The final day of the festival presented a theatrical performance by the famous Theater on the Taganka from Moscow, directed by the celebrated Yuri Lubimov, featuring a performance of Goethe's "Faust" in Russian, accompanied by music by the famous Russian minimalist composer Vladimir Martynov. The paradoxical aspect of this performance was that the most famous, classic piece of German literature was presented in Germany in the Russian language (with the original German text presented in subtitles over the stage). The theatrical performance had a generic feature of contemporary Russian theater performances in being rather extrovertively dynamic in its stage action and presented as a humorous comedy rather than a Romantic philosophical story with an exceeding amount of humorous action on stage, meant to entertain an average, not very educated audience, not always fit for a classic piece of literature. Both parts of the play were presented together without the intermission and certain cuts and omissions were made, sometimes of rather important scenes, including the entire final scene of Part II in paradise with the exception of Gretchen's joyous exclamation about the return of her beloved. The inclusion of the rather lightweight music, coming in rather often in the performance, including large fragments of the text set to music, essentially transformed the performance into a piece of Broadway musical theater.

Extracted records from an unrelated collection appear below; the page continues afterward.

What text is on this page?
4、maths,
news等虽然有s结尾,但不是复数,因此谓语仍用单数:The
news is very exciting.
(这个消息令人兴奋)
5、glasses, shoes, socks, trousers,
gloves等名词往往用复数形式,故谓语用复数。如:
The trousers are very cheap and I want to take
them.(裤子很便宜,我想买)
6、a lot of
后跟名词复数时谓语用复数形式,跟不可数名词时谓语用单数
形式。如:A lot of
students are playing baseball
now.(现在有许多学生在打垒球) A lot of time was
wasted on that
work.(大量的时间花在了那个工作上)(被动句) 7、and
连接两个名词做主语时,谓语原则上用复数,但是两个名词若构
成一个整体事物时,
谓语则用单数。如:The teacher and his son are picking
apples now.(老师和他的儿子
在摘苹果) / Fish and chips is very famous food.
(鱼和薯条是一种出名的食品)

The music was carried out by means of electronics and MIDI, on top of which the actors sang their respective parts, and presented Martynov's usual Post-Modernist aesthetic, for the most part presenting quasi-stylizations of past tonal styles, at times achieving quite a high level of artistic achievement, capturing many emotional moments of the play: this was especially noteworthy in a number of Gretchen's lyrical songs, very much in the lied tradition of Schubert, which captured the substance of her character in the play perfectly. This was the final performance of the 17th festival "Dresdener Tage des Zeitgenössisches Musik," which, once again, achieved wonderful results in bringing together many notable musicians from various countries to present a noteworthy musical event, featuring a great amount of outstanding musical compositions and theatrical performances and to present a bridge for different styles and trends of music and other types of performing arts.